Bundestag Adopts Ordinance on Interruptible Loads

Yesterday the Bundestag (Parliament) adopted an ordinance issued by the government on “Contractual Agreements Concerning Interruptible Loads” (ref. no. 17/11671) as amended by the Economics Committee (ref. no. 17/11886).  Pursuant to the ordinance, large electricity consumers shall shed loads in cases of bottlenecks, thus stablising the grids. In return they shall receive a compensation that is passed on to electricity consumers. 

The ordinance provides that transmission system operators hold monthly tenders for interruptible loads of 3,000 MW in total and conclude the respective agreements (cf. Sections 1 and 8). In the reasons given for the ordinance, interruptible loads are defined as “large consumer facilities connected to the high voltage and extra-high voltage grids that consume large amounts of electricity almost 24 hours a day and that are able to reduce consumption due to the nature of the production process at short notice”.

According to Section 4 para. 1 to 3 of the ordinance, the compensation for interruptible loads consists of a compensation paid for the readiness of the consumer to reduce consumption during a given period (service fee; Leistungspreis) and the consumption paid in case consumption has to be actually reduced (utilisation fee; Arbeitspreis).

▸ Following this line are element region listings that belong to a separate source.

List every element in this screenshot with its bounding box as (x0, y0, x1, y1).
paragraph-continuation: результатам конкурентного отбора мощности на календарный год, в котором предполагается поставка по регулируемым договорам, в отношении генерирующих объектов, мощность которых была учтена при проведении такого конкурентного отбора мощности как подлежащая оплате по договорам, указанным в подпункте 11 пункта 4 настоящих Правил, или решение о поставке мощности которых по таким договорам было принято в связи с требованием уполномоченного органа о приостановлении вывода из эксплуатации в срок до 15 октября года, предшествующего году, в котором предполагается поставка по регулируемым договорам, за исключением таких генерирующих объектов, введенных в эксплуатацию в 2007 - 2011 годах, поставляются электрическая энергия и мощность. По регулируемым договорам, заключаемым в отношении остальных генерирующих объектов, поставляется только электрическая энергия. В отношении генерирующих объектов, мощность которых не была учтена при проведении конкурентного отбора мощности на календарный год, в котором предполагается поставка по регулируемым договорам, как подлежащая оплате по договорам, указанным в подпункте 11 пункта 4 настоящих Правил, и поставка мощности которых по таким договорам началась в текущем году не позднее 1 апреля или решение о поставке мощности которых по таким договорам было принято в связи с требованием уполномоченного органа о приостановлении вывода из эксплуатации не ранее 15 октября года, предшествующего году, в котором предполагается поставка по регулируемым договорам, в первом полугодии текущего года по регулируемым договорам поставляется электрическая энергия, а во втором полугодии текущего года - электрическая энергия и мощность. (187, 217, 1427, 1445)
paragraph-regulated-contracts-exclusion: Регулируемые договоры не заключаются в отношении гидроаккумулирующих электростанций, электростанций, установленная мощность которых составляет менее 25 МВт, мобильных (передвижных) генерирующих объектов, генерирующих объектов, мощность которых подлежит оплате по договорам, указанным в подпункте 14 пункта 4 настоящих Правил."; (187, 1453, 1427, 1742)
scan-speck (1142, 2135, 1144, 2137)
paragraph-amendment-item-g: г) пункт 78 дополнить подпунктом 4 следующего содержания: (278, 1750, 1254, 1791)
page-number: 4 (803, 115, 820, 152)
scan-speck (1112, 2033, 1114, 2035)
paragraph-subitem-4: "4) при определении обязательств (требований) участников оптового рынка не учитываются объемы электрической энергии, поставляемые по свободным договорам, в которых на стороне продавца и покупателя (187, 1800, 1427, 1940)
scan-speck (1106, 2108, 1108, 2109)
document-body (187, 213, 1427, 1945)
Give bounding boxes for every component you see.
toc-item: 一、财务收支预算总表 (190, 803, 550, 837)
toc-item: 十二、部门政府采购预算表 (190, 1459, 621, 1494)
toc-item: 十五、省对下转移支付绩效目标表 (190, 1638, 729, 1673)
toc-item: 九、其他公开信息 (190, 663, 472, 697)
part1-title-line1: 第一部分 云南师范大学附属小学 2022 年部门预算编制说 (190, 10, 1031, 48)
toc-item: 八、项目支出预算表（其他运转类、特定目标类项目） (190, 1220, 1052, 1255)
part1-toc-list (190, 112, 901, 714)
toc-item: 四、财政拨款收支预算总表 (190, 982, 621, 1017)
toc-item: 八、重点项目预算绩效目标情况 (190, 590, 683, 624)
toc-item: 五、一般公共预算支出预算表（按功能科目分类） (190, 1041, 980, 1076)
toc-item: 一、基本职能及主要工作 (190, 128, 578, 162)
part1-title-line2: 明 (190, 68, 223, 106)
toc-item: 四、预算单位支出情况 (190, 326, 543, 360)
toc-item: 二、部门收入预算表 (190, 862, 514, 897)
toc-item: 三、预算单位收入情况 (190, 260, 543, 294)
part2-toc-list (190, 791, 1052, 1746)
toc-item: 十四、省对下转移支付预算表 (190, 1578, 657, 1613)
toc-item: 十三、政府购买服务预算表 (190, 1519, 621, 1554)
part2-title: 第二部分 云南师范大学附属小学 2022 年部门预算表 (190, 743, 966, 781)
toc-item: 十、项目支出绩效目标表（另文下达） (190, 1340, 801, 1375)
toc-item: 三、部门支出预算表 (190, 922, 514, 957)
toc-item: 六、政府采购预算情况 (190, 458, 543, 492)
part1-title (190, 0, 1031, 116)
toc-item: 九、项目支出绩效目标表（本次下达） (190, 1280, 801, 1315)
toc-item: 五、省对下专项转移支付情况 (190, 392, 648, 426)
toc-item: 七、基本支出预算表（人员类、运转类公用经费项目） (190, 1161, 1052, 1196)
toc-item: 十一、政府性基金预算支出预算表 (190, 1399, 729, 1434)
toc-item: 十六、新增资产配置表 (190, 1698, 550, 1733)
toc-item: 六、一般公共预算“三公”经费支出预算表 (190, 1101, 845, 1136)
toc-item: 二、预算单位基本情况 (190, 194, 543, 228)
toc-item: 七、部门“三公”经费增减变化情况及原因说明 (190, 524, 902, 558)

The monthly service fee is EUR 1,667/MW. The utilisation fee may not be less than EUR 100 but must not exceed EUR 500 per MW.

The government said it expected costs of EUR 348 million per year at the most. This would result in additional costs of EUR 4.18 for the average household with an annual consumption of 3,500 kW. Actual costs would, however, range between EUR 1 and 2 per year, the government believes.

The newspaper Frankfurter Allgemeine Zeitung criticised the ordinance, saying while contractual agreements on interruptible loads already existed on a voluntary basis, there were made mandatory and resulted in costs although the grid operator might not always see a need for such contracts. Yet the grid operator did not have to pay the price, as the costs were passed on electricity consumers that already had to bear various other taxes and duties in connection with the German energy policy shift towards a renewable energy supply.